Di famiglia luinese, sposata e madre di tre figli (Emilio, Costanza e Paolo, il più celebre, che diventerà fisiologo, senatore del Regno e divulgherà in Italia le teorie darwiniane), Laura visse tra Milano, dove aveva la residenza e il Lago Maggiore, dove trascorreva periodi di villeggiatura. Fra i parenti vantava un carbonaro, Antonio Solera, rinchiuso nella fortezza dello Spielberg con Silvio Pellico e Piero Maroncelli per i moti del 1821. Lo zio Francesco Solera fu invece ministro della guerra nel governo veneziano di Daniele Manin e il cugino, Temistocle Solera, avventuroso e geniale, fu il librettista del “Va’ pensiero” di Verdi.
Nella casa di campagna a Cannero, sulla sponda piemontese del lago, avvenne l’episodio forse più famoso della sua vita, una commovente appendice della battaglia di Luino. Laura seguì con il cannocchiale dalla Sabbioncella, la villa in cui soggiornava proprio di fronte a Luino, lo scontro a fuoco tra i volontari garibaldini e i soldati austriaci. Terminata la fucileria, mentre scendeva la notte, si fece portare con una barca a remi sulla riva lombarda, si presentò a Garibaldi che stava cenando in casa Crivelli e gli chiese il permesso di portare in salvo i feriti.
“Li curerò nella mia casa dall’altra parte del lago”, promise. Il Generale apprezzò lo slancio, fece sequestrare le barche necessarie, vi fece adagiare i feriti e per due mesi l’intera famiglia Mantegazza dormì sui pagliericci per lasciare i letti ai convalescenti.
Luino diventerà poi la prima città italiana a dedicare un monumento a Garibaldi vivente, nel 1867, l’anno di Mentana; mentre Cannero le ha intitolato la scuola materna e una strada. Laura è sepolta nella cripta del Famedio al cimitero monumentale di Milano accanto ai fratelli Domenico e Gerolamo Induno, ad Agostino Bertani e Carlo Tenca.
“La Mantegazza– spiega lo storico luinese Pierangelo Frigerio – appartiene alla non esigua schiera di donne che con diverse qualità e diverso impegno si distinsero nel quadro politico e sociale del Risorgimento.

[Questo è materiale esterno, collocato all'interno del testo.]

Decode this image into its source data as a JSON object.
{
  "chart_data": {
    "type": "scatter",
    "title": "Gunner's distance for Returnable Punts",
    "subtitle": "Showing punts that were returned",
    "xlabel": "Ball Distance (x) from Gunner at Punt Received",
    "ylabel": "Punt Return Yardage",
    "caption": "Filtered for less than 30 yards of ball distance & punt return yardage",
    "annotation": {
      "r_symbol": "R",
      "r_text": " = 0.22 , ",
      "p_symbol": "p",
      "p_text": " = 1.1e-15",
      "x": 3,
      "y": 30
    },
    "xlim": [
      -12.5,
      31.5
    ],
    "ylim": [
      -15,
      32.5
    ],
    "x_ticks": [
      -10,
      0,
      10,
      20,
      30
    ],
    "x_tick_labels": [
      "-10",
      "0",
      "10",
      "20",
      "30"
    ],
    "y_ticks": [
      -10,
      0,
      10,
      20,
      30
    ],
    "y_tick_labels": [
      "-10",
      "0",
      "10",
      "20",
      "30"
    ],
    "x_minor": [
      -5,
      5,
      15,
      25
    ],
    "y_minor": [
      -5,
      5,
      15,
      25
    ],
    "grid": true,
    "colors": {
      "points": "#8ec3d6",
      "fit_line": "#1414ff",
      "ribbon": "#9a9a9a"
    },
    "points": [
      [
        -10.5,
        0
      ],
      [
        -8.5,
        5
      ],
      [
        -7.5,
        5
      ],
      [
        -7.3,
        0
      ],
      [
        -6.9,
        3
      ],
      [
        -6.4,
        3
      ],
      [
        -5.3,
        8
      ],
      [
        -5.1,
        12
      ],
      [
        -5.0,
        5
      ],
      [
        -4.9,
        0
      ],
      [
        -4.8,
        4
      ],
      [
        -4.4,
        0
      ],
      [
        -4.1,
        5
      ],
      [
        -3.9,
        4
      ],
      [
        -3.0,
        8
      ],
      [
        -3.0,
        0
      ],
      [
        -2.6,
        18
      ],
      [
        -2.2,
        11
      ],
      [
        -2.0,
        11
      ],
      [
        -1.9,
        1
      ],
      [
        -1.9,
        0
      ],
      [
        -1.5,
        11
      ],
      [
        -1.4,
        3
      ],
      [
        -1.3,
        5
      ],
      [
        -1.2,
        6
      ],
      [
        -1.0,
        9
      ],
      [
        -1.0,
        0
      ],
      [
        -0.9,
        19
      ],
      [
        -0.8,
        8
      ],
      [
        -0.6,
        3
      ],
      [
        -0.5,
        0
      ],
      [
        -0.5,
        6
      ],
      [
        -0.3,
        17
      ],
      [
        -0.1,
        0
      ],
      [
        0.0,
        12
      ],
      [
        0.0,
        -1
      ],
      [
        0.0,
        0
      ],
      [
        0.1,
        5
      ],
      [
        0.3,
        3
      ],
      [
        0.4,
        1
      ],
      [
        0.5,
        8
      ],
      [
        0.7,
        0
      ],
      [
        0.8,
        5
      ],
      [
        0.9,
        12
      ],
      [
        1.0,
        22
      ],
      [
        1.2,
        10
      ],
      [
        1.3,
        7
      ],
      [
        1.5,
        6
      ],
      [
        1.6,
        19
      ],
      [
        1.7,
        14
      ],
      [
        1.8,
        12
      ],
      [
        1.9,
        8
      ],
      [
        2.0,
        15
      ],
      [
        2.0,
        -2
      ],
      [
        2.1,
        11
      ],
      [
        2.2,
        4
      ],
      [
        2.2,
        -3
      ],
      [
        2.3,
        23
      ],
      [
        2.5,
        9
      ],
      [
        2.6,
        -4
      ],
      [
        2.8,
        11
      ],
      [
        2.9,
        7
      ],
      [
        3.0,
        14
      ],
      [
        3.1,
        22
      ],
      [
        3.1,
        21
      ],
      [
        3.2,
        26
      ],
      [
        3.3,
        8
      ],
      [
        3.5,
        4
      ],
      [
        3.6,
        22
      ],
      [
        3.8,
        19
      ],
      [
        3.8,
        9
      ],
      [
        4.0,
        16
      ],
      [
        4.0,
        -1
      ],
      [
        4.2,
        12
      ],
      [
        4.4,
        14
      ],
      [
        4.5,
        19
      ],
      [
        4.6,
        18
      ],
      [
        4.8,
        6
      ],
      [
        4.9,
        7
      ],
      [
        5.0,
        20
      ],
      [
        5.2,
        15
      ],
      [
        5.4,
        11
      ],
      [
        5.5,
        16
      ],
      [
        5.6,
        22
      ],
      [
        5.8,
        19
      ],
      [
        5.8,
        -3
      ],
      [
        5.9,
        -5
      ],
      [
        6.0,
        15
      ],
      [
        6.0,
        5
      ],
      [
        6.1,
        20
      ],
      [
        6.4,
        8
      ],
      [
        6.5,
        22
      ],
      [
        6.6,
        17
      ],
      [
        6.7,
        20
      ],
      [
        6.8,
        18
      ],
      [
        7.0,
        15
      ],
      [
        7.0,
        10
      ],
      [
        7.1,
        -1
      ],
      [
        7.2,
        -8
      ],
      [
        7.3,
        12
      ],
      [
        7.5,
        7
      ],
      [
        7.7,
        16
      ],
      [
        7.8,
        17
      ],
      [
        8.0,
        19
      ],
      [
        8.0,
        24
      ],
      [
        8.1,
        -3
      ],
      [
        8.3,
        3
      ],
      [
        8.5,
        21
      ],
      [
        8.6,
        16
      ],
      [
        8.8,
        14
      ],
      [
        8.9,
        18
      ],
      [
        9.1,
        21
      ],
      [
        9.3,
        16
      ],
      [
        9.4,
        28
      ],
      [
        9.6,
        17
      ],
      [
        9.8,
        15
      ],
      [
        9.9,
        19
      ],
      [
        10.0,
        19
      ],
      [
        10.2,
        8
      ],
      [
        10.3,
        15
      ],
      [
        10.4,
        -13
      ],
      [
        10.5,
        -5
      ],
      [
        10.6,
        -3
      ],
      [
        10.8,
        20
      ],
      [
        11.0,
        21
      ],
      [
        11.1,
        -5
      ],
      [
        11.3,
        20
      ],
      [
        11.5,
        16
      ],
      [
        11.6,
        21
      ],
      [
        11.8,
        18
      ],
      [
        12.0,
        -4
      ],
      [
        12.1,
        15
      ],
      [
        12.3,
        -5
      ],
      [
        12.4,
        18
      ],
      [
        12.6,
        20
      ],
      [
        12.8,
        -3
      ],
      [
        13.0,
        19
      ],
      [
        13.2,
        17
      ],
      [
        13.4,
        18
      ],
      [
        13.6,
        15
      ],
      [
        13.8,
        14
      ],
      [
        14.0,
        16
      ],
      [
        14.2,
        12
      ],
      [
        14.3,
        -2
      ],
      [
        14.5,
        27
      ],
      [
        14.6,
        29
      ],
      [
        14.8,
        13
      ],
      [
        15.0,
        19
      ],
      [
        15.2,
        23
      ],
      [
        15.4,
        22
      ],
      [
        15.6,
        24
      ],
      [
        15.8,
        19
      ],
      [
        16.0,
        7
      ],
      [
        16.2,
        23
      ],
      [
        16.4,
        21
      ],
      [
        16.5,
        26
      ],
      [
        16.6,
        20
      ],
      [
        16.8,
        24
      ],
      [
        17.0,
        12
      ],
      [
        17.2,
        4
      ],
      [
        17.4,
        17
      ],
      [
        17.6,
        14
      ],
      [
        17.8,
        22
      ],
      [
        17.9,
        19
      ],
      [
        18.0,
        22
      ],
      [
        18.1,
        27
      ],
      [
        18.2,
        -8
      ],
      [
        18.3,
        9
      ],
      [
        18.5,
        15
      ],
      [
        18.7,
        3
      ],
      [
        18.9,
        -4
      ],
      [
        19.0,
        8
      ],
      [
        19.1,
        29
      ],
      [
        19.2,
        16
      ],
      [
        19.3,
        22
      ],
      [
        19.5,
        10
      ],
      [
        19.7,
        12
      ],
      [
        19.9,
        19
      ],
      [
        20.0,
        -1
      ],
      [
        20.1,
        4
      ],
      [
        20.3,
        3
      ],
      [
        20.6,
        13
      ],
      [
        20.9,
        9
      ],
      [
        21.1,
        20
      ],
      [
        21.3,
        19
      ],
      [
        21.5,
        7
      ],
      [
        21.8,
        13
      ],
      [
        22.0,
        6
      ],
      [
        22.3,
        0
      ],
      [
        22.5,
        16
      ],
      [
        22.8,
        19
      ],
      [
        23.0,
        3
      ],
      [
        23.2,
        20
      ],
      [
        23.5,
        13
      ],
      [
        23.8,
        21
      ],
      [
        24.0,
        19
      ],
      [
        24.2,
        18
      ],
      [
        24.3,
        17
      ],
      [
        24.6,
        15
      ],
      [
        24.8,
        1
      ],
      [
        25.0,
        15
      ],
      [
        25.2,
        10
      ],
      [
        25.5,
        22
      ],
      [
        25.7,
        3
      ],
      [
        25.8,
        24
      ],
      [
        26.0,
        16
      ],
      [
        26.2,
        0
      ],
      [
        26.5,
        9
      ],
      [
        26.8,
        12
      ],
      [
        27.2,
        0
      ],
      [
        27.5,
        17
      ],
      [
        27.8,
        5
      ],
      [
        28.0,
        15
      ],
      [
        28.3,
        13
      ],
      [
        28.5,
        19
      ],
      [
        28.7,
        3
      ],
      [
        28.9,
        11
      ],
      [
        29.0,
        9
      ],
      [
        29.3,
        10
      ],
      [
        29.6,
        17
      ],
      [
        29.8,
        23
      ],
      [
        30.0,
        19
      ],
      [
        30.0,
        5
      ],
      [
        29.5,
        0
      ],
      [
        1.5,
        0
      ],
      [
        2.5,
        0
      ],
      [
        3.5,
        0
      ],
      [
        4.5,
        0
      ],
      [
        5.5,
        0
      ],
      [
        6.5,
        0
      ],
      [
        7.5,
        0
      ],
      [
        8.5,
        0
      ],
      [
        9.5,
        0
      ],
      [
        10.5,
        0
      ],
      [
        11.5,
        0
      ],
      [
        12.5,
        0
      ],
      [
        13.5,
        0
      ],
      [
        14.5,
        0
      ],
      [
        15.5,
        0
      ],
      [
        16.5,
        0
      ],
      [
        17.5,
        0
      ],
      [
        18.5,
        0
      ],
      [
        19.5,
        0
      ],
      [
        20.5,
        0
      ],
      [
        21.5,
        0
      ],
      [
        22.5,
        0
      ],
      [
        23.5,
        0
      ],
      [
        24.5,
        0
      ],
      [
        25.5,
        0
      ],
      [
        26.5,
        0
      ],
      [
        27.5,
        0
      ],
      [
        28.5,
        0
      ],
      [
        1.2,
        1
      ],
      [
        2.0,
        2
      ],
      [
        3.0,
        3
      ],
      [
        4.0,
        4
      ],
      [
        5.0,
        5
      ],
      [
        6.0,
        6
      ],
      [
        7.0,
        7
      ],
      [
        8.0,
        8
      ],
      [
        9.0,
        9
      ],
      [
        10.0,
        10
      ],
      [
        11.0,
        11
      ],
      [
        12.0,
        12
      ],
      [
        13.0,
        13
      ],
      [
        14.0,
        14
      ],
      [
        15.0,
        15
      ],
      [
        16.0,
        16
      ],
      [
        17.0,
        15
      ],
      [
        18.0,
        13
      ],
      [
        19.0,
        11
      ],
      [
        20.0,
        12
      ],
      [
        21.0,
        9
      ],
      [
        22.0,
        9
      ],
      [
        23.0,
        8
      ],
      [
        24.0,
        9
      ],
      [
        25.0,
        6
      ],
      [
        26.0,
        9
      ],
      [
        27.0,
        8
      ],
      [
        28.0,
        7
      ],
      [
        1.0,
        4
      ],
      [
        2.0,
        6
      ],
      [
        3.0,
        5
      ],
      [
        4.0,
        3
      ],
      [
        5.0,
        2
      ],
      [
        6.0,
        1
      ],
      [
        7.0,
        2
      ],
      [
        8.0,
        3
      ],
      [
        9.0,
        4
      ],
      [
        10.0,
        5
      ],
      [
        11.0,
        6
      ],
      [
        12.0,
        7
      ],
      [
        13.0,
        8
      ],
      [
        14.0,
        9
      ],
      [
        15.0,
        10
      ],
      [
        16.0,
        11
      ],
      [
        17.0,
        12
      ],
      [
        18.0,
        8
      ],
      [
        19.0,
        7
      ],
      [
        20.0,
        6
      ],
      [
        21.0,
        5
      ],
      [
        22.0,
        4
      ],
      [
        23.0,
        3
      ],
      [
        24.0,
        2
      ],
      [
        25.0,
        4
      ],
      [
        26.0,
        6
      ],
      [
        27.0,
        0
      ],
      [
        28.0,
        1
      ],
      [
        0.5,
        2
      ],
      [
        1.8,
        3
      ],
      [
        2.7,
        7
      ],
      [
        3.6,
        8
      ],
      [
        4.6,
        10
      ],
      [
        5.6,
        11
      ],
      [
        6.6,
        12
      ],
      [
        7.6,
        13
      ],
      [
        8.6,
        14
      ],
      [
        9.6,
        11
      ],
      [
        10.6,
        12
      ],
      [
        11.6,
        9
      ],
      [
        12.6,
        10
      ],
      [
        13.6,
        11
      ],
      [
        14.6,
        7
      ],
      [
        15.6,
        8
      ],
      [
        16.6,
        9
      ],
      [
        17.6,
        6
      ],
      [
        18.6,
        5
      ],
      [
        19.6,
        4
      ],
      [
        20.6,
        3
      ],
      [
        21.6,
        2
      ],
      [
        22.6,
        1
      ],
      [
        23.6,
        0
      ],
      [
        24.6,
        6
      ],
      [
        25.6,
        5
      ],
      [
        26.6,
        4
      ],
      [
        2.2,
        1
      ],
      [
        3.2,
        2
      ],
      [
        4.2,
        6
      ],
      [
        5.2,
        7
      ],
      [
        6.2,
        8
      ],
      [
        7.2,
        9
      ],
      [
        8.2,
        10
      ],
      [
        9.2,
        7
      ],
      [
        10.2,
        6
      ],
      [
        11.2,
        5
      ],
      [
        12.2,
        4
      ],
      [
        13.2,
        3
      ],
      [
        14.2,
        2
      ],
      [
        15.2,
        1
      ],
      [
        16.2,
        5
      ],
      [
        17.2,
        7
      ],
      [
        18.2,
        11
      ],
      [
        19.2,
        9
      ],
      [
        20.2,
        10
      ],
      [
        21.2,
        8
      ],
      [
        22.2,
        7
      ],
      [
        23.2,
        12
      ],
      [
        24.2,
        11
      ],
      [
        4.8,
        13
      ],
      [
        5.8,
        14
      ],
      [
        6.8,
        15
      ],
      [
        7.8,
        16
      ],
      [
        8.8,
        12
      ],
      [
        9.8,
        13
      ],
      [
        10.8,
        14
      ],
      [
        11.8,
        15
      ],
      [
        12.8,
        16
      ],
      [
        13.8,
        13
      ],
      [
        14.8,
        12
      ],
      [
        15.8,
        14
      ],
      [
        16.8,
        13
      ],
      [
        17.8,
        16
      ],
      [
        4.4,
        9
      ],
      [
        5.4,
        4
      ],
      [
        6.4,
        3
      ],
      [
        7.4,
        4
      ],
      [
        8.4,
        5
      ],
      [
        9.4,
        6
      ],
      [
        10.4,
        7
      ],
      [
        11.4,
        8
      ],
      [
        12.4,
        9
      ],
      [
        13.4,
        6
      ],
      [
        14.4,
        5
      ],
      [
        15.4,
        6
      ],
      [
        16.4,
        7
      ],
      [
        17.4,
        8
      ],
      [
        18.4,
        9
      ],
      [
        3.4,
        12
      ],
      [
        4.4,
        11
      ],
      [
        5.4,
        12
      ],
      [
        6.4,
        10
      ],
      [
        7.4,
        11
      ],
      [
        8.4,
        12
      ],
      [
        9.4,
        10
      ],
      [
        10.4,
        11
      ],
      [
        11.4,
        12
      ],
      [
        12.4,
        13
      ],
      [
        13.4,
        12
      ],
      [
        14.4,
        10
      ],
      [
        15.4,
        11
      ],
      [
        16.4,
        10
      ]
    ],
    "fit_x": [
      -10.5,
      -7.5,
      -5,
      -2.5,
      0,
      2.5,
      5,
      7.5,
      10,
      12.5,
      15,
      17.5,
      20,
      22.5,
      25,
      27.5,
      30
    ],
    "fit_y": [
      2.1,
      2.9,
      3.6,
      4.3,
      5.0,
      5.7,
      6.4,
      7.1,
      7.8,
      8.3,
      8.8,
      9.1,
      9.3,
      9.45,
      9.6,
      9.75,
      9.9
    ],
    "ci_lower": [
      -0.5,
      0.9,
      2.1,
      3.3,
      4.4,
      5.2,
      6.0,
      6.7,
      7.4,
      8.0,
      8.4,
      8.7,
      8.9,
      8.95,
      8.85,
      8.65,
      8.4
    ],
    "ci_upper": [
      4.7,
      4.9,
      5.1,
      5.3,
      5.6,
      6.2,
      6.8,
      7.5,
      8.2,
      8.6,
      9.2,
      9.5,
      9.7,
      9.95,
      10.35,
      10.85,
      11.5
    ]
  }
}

La mente corre all’eroico amor di patria di Adelaide Cairoli, all’inclinazione per la cospirazione e l’avventura di Jessie White Mario, all’anelito per l’emancipazione sociale di Alessandrina Ravizza. Nei salotti borghesi dove nel bene e nel male si costruiva la nuova Italia, le donne facevano ben altro che servire tè e pasticcini durante le riunioni elettorali”.
“Tanto per restare nell’ambito varesino basti ricordare Lucia Prinetti Adamoli, osservatrice appassionata dell’epopea garibaldina, moglie e madre di notabili della rinnovata vita politica ed Ernesta Napollon Margherita che d’Oltralpe portò l’ansia di riscatto per gli umili, a prezzo di una vita travagliata e randagia. Le componenti della cultura ottocentesca, per quanto traggano alimento da Rousseau e dal romanticismo, non potevano non destare nella sensibilità femminile fiammate di partecipazione – conclude Frigerio – ardori che ebbero la loro parte nella matrice umanitaria di cui s’alimentò l’ala progressista della borghesia italiana e per larga parte anche il movimento socialista”.